I spent an afternoon this weekend at the Museum of Modern Art in New York, and it got me thinking about artists and writers as vehicles for ideas.
The most conventional view of creative work has the artist (or writer, author, videographer, whatever you want to call them) as the main character. An artist conjures ideas out of their experience and beliefs, and renders it into reality. But I think there’s a more insightful perspective, which is to look at the cultural phenomenon of creative work with ideas as the main character.
An idea here is defined really broadly. An idea can be a statement or thesis, like the ones I write for my blog posts. An idea can also be a specific artistic style or the influence of a particular school of thought or social movement.
The ideas that survive and proliferate are the ones that most effectively spread from mind to mind.

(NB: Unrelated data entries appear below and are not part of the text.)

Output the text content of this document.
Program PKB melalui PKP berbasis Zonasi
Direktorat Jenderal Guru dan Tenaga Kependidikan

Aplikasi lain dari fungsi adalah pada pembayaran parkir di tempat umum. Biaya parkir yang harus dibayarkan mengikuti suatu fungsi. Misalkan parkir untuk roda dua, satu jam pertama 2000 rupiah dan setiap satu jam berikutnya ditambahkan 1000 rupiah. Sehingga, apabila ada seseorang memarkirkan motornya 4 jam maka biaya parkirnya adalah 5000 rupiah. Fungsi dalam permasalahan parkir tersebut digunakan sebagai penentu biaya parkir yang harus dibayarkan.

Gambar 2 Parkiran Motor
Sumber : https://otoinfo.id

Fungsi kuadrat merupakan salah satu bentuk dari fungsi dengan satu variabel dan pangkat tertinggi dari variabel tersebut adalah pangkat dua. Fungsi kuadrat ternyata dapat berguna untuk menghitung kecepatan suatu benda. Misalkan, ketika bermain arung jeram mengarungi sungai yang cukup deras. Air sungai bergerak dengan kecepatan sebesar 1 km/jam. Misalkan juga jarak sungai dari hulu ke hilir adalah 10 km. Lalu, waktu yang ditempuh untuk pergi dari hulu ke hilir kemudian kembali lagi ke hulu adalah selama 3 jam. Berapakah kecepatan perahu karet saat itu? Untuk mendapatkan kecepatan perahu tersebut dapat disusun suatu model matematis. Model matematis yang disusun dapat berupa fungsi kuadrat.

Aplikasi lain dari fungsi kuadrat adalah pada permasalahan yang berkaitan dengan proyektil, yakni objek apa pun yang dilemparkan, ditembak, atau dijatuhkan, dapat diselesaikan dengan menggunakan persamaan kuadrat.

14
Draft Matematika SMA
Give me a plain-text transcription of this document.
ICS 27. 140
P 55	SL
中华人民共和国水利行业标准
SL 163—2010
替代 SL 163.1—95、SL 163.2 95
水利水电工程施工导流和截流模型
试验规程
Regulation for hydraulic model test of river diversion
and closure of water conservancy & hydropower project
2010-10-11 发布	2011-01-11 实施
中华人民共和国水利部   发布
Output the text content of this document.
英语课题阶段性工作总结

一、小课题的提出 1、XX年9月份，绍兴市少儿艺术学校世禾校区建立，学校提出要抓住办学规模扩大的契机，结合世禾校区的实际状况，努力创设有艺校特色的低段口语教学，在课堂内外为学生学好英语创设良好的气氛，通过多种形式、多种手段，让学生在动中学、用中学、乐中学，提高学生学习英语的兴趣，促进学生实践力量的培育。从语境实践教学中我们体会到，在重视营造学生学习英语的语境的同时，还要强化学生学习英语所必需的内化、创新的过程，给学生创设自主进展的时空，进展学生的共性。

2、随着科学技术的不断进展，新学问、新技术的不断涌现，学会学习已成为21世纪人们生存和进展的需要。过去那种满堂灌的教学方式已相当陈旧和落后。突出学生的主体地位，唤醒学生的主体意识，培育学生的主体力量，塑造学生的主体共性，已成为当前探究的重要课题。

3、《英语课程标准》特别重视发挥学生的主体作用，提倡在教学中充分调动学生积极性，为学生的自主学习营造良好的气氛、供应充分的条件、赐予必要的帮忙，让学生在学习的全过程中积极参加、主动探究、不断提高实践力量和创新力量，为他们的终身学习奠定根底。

This is the basic premise of memetics. In this perspective, artists do not create and distribute ideas. Ideas find their way to artists who are captured by them, and then ideas spread to other people through the work that the artist creates. From an idea’s point of view, artists and creative works are both just the medium through which ideas proliferate. Ideas hitchhike through the world by spreading from creator to creator and artwork to artwork.
The difference between an artist and an artwork is that an artwork can spread to many people at once, rapidly. Especially in the current era, great artwork, fueled by mediums that distribute quickly
If we understand creative work as the process by which ideas spread, one interesting implication is that artists aren’t sources of ideas most of the time. They merely absorb and transform them before sharing them out again in a different form. An artist or creator is one step in a much longer chain of transformation that ideas pass through, from mind to paper to mind to paper.